Malam Bainai dalam Pernikahan Adat Minang

By Petronela Putri, Jumat, 7 April 2017 | 03:09 WIB
(Foto: pasbana.com) (Petronela Putri)

Setiap daerah memiliki kebudayaannya masing-masing, termasuk dalam pelaksanakan pesta pernikahan. Di Minangkabau, Sumatra Barat, salah satu prosesi yang terkenal adalah ‘Malam Bainai’.

Malam Bainai untuk menghindarkan pengantin wanita dari hal buruk

Malam Bainai merupakan ritual melekatkan tumbukan daun pacar merah ke kuku calon pengantin wanita, yang dilakukan pada malam sebelum hari pernikahan. Tumbukan ini akan didiamkan semalaman, hingga meninggalkan warna kemerahan pada kuku.

Calon Anak Daro –sebutan bagi pengantin wanita, diyakini akan terlindung dari bahaya atau hal-hal buruk lainnya jika sudah melewati prosesi ini. Daun pacar merah ini dikenal masyarakat Minang sebagai daun inai, oleh karena itu prosesi ini kemudian dikenal sebagai prosesi ‘Malam Bainai’.

Namun tidak semua masyarakat di Sumatra Barat mempercayai hal tersebut sepenuhnya. Sebab pada zaman sekarang prosesi Malam Bainai hanya dianggap sebagai sebuah proses untuk membantu mempercantik kuku calon pengantin wanita saja.

Baju Tokah: busana calon pengantin wanita

Ada satu busana khusus yang dikenakan calon pengantin wanita ketika Malam Bainai.
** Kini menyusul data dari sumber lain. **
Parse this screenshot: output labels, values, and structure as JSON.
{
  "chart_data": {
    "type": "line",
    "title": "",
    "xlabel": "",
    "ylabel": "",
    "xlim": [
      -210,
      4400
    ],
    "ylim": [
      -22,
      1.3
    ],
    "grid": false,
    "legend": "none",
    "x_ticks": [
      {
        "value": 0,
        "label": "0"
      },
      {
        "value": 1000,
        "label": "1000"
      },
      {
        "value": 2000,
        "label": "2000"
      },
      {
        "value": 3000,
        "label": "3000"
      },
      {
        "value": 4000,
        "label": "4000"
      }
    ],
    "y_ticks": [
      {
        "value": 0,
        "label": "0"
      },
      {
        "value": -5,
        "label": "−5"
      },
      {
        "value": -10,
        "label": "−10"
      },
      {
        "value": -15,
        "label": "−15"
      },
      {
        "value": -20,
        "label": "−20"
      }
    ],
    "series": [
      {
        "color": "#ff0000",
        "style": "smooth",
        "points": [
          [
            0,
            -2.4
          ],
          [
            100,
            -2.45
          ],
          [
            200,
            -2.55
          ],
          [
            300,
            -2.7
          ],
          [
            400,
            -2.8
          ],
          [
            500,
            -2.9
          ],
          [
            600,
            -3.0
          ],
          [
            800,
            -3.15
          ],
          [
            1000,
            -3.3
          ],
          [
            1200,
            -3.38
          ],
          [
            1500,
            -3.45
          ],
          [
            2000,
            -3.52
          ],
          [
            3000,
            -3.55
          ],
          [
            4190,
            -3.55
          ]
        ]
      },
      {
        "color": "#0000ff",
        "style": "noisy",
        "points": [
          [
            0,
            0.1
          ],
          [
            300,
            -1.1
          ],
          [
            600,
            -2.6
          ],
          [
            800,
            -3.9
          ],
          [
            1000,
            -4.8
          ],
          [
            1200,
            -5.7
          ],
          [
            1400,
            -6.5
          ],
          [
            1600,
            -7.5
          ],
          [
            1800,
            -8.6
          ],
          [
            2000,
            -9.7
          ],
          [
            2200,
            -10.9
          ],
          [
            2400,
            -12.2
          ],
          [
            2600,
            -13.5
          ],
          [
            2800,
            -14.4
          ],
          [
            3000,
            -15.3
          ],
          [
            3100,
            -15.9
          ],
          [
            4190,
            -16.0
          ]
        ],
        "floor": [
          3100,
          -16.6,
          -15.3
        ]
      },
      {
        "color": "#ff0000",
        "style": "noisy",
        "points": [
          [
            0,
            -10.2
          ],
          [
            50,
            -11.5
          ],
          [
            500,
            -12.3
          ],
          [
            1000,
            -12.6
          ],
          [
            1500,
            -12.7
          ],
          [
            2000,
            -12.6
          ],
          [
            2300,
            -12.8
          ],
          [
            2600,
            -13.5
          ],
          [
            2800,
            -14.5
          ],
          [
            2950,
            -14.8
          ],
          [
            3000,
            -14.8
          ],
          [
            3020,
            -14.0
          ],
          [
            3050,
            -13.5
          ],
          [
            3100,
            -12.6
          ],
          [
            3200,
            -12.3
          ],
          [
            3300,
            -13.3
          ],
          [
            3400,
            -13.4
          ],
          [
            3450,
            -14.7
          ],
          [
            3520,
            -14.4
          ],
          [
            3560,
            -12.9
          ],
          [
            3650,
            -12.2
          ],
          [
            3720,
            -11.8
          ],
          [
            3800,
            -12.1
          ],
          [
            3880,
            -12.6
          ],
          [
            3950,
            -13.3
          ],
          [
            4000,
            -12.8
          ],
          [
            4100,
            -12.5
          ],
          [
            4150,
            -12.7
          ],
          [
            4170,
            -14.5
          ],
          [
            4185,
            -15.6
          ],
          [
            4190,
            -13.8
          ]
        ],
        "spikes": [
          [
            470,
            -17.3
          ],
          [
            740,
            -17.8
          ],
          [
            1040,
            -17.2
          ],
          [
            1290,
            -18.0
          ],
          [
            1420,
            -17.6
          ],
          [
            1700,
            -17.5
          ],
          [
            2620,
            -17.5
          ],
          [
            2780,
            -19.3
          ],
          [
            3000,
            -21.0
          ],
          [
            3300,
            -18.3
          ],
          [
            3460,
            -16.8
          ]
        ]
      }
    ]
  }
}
Busana ini bernama Baju Tokah. Sebuah selendang akan dipakaikan menyilang di dada calon pengantin wanita, namun bagian bahu dan lengan dibiarkan terbuka.

Selain Baju Tokah, calon Anak Daro juga mengenakan sebuah suntiang (hiasan pada bagian kepala) yang ukurannya lebih rendah.

Mandi-mandi sebelum Malam Bainai

Sebelum melakukan prosesi Malam Bainai, biasanya calon pengantin wanita akan menjalani ritual mandi, biasa dilakukan pada siang atau sore harinya. Namun, mandi yang dimaksud sedikit berbeda dengan pengertian pada umumnya. Di Sumatra Barat, calon Anak Daro hanya akan dipercikkan air kembang sebagai simbol saja.

Ada beberapa peraturan yang wajib dilaksanakan ketika mandi-mandi ini, salah satunya adalah bahwa yang boleh memercikkan air kembang kepada calon Anak Daro adalah kedua orangtuanya sendiri. Jumlah percikannya tidak boleh genap, melainkan harus ganjil. Selain itu, ada keluarga besar yang turut hadir sebagai wujud kasih sayang dan restu mereka atas pernikahan tersebut.

Air yang dipercikkan pun bukan sembarangan air, lho! Air kembang ini akan dipercikkan dengan menggunakan sebuah daun bernama daun sitawa sidingin atau daun cocor bebek.